O efeito pode ser sentido no prazo dos crediários, que tiveram queda no comércio do Rio no primeiro quadrimestre do ano, segundo a Fecomércio. O de carros, por exemplo, caiu de 44 meses, em 2001, para 36 meses, em média, este ano.

– Em um período de crise, quando a massa salarial cai, as pessoas dependem mais do crédito, e o que elas encontram? Um crédito curto e caro – afirma Miguel José de Oliveira, da Anefac.

O principal motivo para um nível de crédito tão baixo são as altas taxas do juro básico, que financiam uma dívida pública federal já em R$ 630 bilhões. Oliveira diz que, comprando títulos do governo, os bancos não precisam se preocupar com inadimplência no curto prazo ou com sistemas de proteção e avaliação de riscos. Mas, fazendo isso, se afastam da principal razão de sua existência: emprestar para mover a economia.

– Se eu fosse banqueiro também iria comprar títulos públicos em vez de me aborrecer. Dá mais retorno e menos trabalho – constata Leal, do Coppead/UFRJ.

A regulamentação do sistema financeiro também ajuda a inibir o crédito bancário. As provisões exigidas pelo Banco Central (BC) para títulos públicos são bem menos rigorosas que as provisões exigidas para cobrir títulos privados, dizem os economistas. E há outros fatores:

– No Brasil, o Banco Central exige R$ 11 de capital para cada R$ 100 emprestados ao setor privado, enquanto em outros países essa provisão está em R$ 8 – observa Erivelto Rodrigues, diretor da consultoria Austin Asis – A ponderação do capital mínimo para os empréstimos também não leva em conta a qualidade do crédito.

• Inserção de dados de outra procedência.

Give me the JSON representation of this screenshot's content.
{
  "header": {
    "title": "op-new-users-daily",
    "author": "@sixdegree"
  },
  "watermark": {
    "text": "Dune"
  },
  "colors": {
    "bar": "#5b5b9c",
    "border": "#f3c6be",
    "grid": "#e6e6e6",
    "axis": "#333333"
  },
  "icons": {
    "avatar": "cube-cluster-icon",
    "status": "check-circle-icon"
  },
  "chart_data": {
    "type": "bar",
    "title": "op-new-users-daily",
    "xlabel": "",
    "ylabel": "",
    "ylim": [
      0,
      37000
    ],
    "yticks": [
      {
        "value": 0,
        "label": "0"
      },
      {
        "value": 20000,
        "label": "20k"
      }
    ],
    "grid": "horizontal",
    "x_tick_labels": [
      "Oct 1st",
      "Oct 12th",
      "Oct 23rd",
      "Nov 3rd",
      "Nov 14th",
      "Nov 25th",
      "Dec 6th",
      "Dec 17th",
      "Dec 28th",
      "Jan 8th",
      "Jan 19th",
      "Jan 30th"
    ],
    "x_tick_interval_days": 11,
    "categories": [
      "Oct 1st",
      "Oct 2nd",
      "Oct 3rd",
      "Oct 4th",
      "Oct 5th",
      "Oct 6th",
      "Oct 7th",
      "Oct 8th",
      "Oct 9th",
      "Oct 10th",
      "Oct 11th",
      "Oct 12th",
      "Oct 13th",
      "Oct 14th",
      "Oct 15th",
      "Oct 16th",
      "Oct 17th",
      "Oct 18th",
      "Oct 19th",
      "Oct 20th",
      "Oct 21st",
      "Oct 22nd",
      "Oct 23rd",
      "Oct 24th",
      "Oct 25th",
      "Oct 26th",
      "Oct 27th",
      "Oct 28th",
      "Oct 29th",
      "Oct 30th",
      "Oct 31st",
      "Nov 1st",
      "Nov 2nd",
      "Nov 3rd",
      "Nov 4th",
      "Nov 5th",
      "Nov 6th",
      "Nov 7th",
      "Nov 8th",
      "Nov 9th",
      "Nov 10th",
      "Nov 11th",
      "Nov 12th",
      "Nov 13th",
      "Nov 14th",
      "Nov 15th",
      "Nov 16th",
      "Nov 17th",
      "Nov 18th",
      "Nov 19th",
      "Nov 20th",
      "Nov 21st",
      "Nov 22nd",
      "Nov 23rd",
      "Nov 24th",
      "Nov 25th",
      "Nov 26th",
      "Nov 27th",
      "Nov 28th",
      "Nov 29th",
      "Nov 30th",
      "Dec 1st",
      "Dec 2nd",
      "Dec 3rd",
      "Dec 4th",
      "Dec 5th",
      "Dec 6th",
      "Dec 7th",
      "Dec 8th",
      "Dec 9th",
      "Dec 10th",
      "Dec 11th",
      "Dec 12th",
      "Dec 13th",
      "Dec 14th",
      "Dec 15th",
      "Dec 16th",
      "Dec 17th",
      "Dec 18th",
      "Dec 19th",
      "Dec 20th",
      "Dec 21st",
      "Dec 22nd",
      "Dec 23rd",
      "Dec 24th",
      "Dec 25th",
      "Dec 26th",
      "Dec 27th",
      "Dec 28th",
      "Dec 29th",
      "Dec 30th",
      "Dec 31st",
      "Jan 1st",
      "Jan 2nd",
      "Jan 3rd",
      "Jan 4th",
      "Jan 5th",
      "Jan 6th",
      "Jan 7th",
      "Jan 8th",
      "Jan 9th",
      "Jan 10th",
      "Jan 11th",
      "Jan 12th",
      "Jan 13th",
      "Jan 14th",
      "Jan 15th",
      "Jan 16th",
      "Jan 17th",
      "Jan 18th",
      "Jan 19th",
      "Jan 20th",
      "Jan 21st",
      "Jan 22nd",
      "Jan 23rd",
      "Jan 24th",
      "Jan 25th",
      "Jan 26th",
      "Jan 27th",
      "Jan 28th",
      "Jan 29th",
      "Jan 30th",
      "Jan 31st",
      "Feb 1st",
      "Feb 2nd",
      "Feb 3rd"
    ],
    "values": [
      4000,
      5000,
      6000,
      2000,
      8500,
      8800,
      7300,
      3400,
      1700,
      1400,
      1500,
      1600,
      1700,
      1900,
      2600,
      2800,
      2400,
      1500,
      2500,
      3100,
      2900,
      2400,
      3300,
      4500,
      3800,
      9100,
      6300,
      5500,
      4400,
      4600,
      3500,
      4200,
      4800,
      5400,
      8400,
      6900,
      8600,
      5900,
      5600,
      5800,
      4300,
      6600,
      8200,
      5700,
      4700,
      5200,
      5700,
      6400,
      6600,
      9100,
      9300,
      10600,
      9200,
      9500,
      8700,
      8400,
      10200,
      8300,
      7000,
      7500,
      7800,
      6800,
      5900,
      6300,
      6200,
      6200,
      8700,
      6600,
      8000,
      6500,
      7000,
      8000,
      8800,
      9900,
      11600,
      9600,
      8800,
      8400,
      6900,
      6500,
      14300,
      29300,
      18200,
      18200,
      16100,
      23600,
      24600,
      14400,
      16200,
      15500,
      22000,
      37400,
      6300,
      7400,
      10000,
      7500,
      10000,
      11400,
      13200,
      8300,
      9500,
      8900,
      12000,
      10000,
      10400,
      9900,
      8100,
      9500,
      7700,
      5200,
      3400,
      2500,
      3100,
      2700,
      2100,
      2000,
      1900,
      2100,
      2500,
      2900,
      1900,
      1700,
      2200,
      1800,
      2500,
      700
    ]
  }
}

Traduzindo: as provisões exigidas dos bancos pela autoridade monetária são as mesmas para o empréstimo feito a um bom pagador e a um caloteiro contumaz.

Mas será possível que essa situação se reverta a curto prazo? Se a avaliação dos economistas estiver correta, a resposta é não.

– Não vejo como reduzir significativamente os juros no curto prazo – diz Leal, do Coppead. – Estamos sujeitos a choques externos, precisamos passar por reformas complexas, como a tributária. Essa situação é uma armadilha armada para o próximo governo, qualquer que seja ele. Para Oliveira, da Anefac, o crédito só vai aumentar quando a estabilidade econômica for sustentada e quando as taxas caírem substancialmente.

– Os juros teriam que cair abaixo dos 15% para que deixe de ser atraente emprestar apenas para o governo.

Enquanto isso, para quem vive na economia real, o jeito é tentar fugir da armadilha ou conviver com ela. Para o lojista Natan Schiper, dono de uma loja de móveis no Catete, o problema não é tanto obter crédito, mas ter condições de repassá-lo ao consumidor.

– Se eu repassar o custo de um empréstimo para o cliente, ele se assusta e não compra.

Schiper diz que acaba usando, eventualmente, o crédito do cheque especial da empresa, com juros que chegam a 9% ao mês. Além disso, o banco cobra 6% para descontar antecipadamente os cheques pré-datados dos clientes.

– Desse jeito, se a gente não toma cuidado, acaba comprometendo o capital de giro e operando no vermelho – diz.